Les Israéliens se rassemblent régulièrement depuis des mois pour dénoncer Netanyahu, réclamant sa démission en raison de son procès pour corruption dans lequel il est accusé de pots-de-vin, de fraude et d’abus de confiance. Ils critiquent également la prise en charge gouvernementale de la pandémie de coronavirus.

A LIRE – Etat d’Israël vs. Netanyahu : détails de l’acte d’accusation du Premier ministre

Netanyahu, pour sa part, n’a cessé de clamer son innocence, affirmant que les mises en examen à son encontre résultent d’un complot ourdi par ses adversaires politiques, les médias, la police et les procureurs pour l’écarter du pouvoir.
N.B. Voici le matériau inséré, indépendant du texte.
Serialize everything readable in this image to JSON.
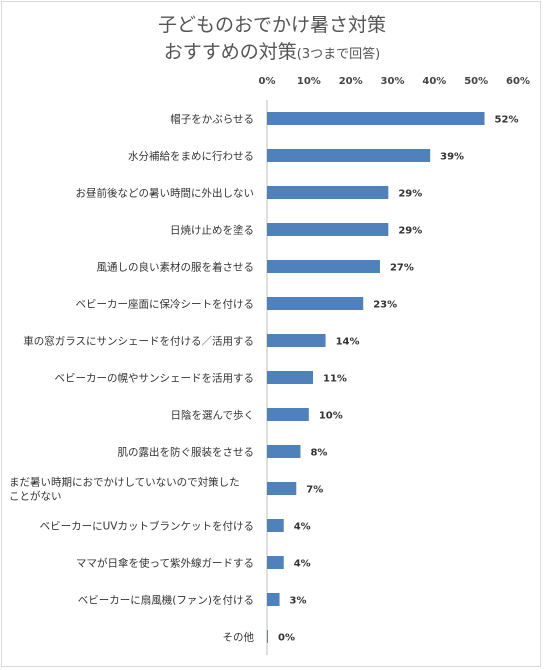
{
  "chart_data": {
    "type": "bar",
    "orientation": "horizontal",
    "title_line1": "子どものおでかけ暑さ対策",
    "title_line2": "おすすめの対策",
    "title_note": "(3つまで回答)",
    "categories": [
      "帽子をかぶらせる",
      "水分補給をまめに行わせる",
      "お昼前後などの暑い時間に外出しない",
      "日焼け止めを塗る",
      "風通しの良い素材の服を着させる",
      "ベビーカー座面に保冷シートを付ける",
      "車の窓ガラスにサンシェードを付ける／活用する",
      "ベビーカーの幌やサンシェードを活用する",
      "日陰を選んで歩く",
      "肌の露出を防ぐ服装をさせる",
      "まだ暑い時期におでかけしていないので対策したことがない",
      "ベビーカーにUVカットブランケットを付ける",
      "ママが日傘を使って紫外線ガードする",
      "ベビーカーに扇風機(ファン)を付ける",
      "その他"
    ],
    "category_lines": [
      [
        "帽子をかぶらせる"
      ],
      [
        "水分補給をまめに行わせる"
      ],
      [
        "お昼前後などの暑い時間に外出しない"
      ],
      [
        "日焼け止めを塗る"
      ],
      [
        "風通しの良い素材の服を着させる"
      ],
      [
        "ベビーカー座面に保冷シートを付ける"
      ],
      [
        "車の窓ガラスにサンシェードを付ける／活用する"
      ],
      [
        "ベビーカーの幌やサンシェードを活用する"
      ],
      [
        "日陰を選んで歩く"
      ],
      [
        "肌の露出を防ぐ服装をさせる"
      ],
      [
        "まだ暑い時期におでかけしていないので対策した",
        "ことがない"
      ],
      [
        "ベビーカーにUVカットブランケットを付ける"
      ],
      [
        "ママが日傘を使って紫外線ガードする"
      ],
      [
        "ベビーカーに扇風機(ファン)を付ける"
      ],
      [
        "その他"
      ]
    ],
    "values": [
      52,
      39,
      29,
      29,
      27,
      23,
      14,
      11,
      10,
      8,
      7,
      4,
      4,
      3,
      0
    ],
    "value_labels": [
      "52%",
      "39%",
      "29%",
      "29%",
      "27%",
      "23%",
      "14%",
      "11%",
      "10%",
      "8%",
      "7%",
      "4%",
      "4%",
      "3%",
      "0%"
    ],
    "xlim": [
      0,
      60
    ],
    "x_ticks": [
      0,
      10,
      20,
      30,
      40,
      50,
      60
    ],
    "x_tick_labels": [
      "0%",
      "10%",
      "20%",
      "30%",
      "40%",
      "50%",
      "60%"
    ],
    "axis_position": "top",
    "grid": false,
    "legend": "none",
    "bar_color": "#4f81bd"
  }
}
Mardi, une plainte dénonçant une législation controversée accordant au gouvernement des pouvoirs d’urgence permettant de limiter les mouvements de protestation en pleine crise du coronavirus a été examinée par la Haute-cour de justice.
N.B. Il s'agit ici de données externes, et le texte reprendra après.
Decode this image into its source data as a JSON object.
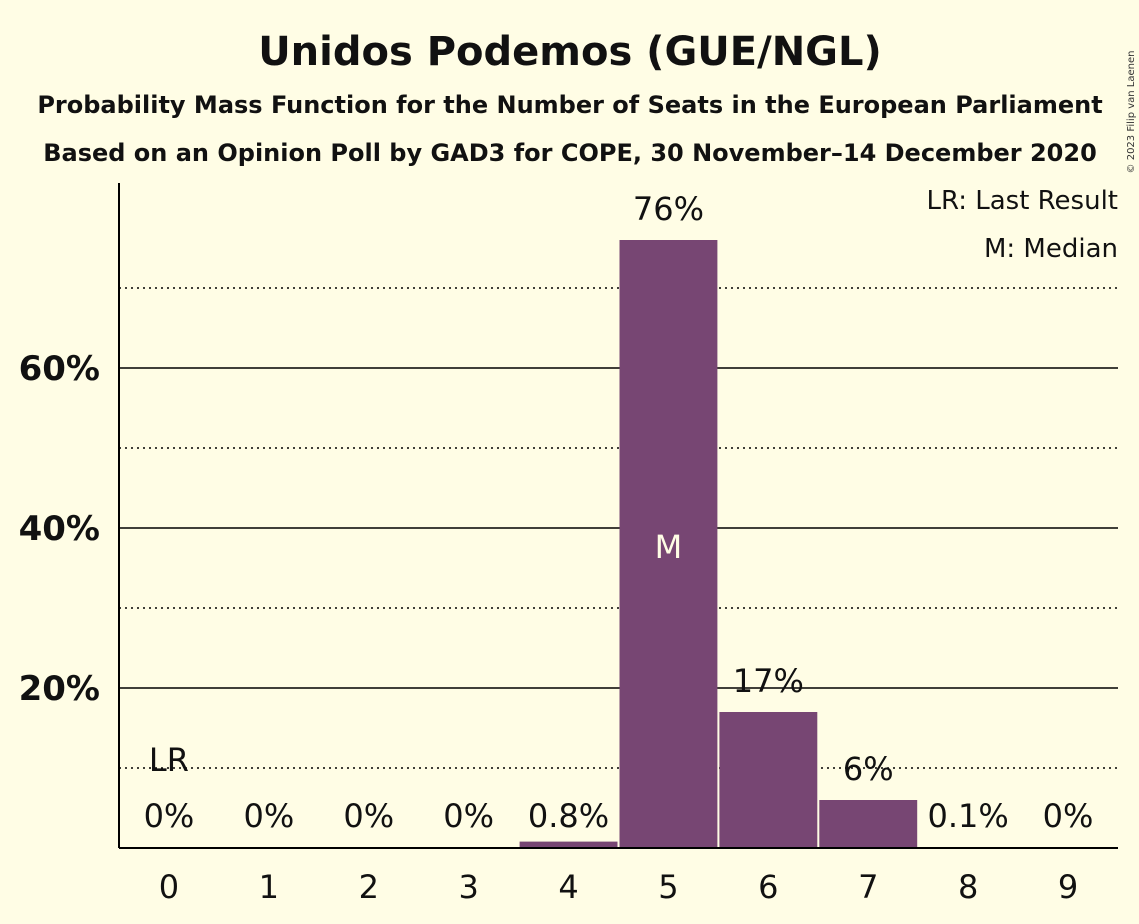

La loi avait été approuvée au mois de septembre, dans le contexte d’une recrudescence nationale des cas de coronavirus. Elle interdisait aux Israéliens de s’éloigner à plus d’un kilomètre de leurs habitations pour manifester et elle exigeait des protestataires de se tenir en « capsules » respectueuses des règles de distanciation sociale – ce qui empêchait, dans les faits, la tenue de grands rassemblements devant la résidence officielle de Jérusalem, qui est au cœur du mouvement populaire contre Netanyahu.

Des manifestants contre le Premier ministre Benjamin Netanyahu aux abords de sa résidence officielle de Jérusalem, le 16 janvier 2021. (Crédit : Olivier Fitoussi/Flash90)

Une plainte avait été déposée contre la loi au mois d’octobre et la Haute-cour avait ordonné au gouvernement d’expliquer les raisons justifiant le maintien de la législation.

Après l’adoption du texte, Netanyahu avait déclaré que les restrictions avaient été décidées pour des raisons de sécurité dans un contexte de pandémie galopante, mais les critiques et les manifestants l’avaient accusé d’avoir renforcé les directives de confinement dans le but de museler ses opposants.

Toutefois, l’interdiction de manifester avait semblé n’avoir que davantage motivé les manifestants, et des dizaines de milliers de personnes avaient donc continué à se regrouper en respectant les règles de distanciation sociale dans tout le pays lorsqu’elle avait été mise en vigueur.

Le gouvernement n’a pas réimposé cette interdiction dans le cadre du renouvellement des directives de confinement en cours.